Colorado State Representative Joseph Salazar (D, Dist 31) has introduced House Bill 13-1077, which would essentially overturn the Colorado Court of Appeals decision in Francen v. Colorado Department of Revenue, Division of Motor Vehicles, __P.3d __ , (Colo. App. no. 12CA110).
In a 2-1 decision last July, the Francen case departed from twenty years of Colorado caselaw on the subject, in ruling that the lawfulness of the initial stop of a motorist is irrelevant for purposes of Colorado’s express consent law. The decision was based on the majority’s disagreement with previous statutory interpretation, going all the way back to the case of Peterson v.
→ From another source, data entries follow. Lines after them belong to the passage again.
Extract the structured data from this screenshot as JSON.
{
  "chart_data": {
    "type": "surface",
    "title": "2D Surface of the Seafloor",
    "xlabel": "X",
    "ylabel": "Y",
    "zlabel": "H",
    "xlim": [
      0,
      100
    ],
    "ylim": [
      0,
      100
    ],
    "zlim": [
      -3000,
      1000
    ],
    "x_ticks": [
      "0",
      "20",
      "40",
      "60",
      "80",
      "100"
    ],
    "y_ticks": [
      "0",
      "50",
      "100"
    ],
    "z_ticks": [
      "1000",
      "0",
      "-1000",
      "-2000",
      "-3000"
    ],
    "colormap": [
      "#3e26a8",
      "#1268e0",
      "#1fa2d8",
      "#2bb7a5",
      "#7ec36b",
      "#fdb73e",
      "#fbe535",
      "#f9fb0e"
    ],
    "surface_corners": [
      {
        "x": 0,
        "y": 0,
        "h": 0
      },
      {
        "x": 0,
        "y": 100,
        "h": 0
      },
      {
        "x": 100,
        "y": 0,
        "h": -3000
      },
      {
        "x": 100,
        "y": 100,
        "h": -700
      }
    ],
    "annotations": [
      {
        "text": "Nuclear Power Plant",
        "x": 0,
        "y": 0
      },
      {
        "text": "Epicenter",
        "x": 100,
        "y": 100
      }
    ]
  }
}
Tipton, 833 P.2d 830, decided in 1992. Under the Francen rule, police may stop and detain motorists for no reason whatsoever, and require them to submit to chemical testing (or to refuse, thereby losing their driver’s license), so long as the officer has “probable cause” prior to the demand.
The proposed bill would add a subsection (h) to C.R.S. section 42-2-126(8) concerning administrative revocation of driver’s licenses. The amendment reads as follows:
A driver may challenge the validity of the law enforcement’s initial contact with the driver and the driver’s subsequent arrest for DUI, DUI per se, or DWAI. The hearing officer shall consider such issues when a driver raises them as defenses.
The bill would settle any question of legislative intent and restore the law to the manner it which it was applied for the past two decades.